Roger Federer und Stanislas Wawrinka ziehen im Gleichschritt in die dritte Wimbledon-Runde ein – allerdings nach unterschiedlich starken Auftritten. Federer siegt am Ende unterm geschlossenen Centre Court-Dach.
An einem langen, schliesslich auch verregneten Wimbledon-Tag war der Rekordsieger der letzte Sieger – und zwar unter der schützenden Hülle des Centre Court-Regenschirms: Während der Spielbetrieb rundherum schon längst eingestellt war, stürmte Roger Federer im Herz von Wimbledon am Donnerstag noch zu seinem ungefährdeten 6:3, 7:5, 6:3-Sieg gegen Gilles Muller aus Luxemburg. Mitte des zweiten Satzes war wegen einsetzenden Nieselregens eine rund halbstündige Pause erforderlich gewesen, um den Centre Court in einen Hallenplatz zu verwandeln. Schon lange vor den ersten heftigeren Wetter-Turbulenzen bei diesen Offenen Englischen Meisterschaften des Jahres 2014 war Australian Open-Champion Stanislas Wawrinka nach einem mühsamen 7:6 (8:6), 6:3, 3:6, 7:5-Arbeitssieg gegen den Taiwanesen Yen-Hsun Lu in die dritte Runde eingezogen.
Wer kommt jetzt?
Während Federer noch auf seinen Gegner warten musste – die Partie zwischen dem Spanier Marcel Granollers und dem Kolumbianer Santiago Giraldo wurde auf diesen Freitag verschoben -, stand der Usbeke Denis Istomin bereits als nächster Kontrahent von Wawrinka fest.

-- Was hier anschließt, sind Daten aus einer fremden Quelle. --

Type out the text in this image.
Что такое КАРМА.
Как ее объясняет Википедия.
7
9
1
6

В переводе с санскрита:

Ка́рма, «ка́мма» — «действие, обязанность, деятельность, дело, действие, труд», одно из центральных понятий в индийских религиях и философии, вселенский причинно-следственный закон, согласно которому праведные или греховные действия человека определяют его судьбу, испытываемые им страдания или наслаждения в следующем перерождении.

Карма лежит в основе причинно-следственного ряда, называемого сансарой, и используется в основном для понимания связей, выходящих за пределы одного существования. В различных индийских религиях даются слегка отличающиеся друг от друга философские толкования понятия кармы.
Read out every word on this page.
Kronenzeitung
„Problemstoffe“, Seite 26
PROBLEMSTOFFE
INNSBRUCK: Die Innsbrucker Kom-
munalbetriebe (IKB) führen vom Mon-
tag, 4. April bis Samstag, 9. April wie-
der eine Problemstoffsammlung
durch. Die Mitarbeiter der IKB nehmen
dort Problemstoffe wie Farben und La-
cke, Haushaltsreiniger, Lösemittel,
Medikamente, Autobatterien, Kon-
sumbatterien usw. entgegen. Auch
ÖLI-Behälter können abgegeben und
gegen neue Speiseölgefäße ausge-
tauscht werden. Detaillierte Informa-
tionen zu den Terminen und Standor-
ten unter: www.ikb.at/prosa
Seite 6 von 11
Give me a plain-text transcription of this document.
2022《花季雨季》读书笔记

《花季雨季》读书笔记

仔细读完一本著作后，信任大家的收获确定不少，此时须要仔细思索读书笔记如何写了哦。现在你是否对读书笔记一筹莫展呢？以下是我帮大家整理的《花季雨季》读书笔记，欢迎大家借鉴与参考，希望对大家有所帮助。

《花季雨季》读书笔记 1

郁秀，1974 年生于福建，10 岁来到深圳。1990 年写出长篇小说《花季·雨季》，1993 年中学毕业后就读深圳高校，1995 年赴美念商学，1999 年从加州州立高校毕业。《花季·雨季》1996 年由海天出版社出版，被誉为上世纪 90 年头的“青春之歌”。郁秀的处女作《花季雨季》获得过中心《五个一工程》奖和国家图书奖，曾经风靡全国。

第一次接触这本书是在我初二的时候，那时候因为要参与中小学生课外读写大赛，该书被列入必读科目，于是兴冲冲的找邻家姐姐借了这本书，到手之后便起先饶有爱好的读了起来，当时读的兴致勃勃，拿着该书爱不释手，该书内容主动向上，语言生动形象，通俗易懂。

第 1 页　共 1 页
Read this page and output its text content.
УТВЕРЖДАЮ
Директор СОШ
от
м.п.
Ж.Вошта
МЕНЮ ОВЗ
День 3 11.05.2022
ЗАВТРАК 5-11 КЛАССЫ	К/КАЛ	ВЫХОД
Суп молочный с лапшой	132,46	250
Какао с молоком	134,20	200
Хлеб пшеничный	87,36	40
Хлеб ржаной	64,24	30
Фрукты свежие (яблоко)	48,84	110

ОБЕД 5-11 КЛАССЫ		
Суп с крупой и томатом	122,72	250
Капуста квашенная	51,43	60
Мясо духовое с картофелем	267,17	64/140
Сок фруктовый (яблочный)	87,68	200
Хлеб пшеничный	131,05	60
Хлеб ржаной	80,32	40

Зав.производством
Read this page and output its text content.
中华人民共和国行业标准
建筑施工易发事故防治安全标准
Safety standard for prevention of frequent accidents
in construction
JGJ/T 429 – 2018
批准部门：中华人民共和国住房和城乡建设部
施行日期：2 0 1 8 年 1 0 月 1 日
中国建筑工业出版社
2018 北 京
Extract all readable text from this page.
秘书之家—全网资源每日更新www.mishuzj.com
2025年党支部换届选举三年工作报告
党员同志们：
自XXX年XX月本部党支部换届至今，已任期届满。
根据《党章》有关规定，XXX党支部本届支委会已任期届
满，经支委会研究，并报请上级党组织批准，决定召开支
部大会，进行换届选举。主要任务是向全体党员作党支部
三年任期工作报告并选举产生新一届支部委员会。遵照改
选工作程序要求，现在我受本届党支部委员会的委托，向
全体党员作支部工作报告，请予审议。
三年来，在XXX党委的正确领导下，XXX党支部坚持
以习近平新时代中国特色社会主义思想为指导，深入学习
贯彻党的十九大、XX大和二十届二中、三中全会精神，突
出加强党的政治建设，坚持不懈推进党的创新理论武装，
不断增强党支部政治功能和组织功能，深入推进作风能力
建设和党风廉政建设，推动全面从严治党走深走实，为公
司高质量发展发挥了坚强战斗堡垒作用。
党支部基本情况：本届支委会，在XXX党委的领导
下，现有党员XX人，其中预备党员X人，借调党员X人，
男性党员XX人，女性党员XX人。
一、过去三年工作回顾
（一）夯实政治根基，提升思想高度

Das Privileg, als verdienter Wimbledon-Grossmeister beinahe regelmässig auf dem (notfalls auch überdachten) Centre Court zu spielen, bescherte Federer gleich einen doppelten Wettbewerbsvorteil – das Plus, das eigene Match trotz Schmuddelwetters problemlos zu Ende spielen zu können. Und den Bonus, dass sein Gegner nun nicht den üblichen Tag Ruhepause vor der nächsten Partie haben wird.
«Zielstrebig und sehr präzis»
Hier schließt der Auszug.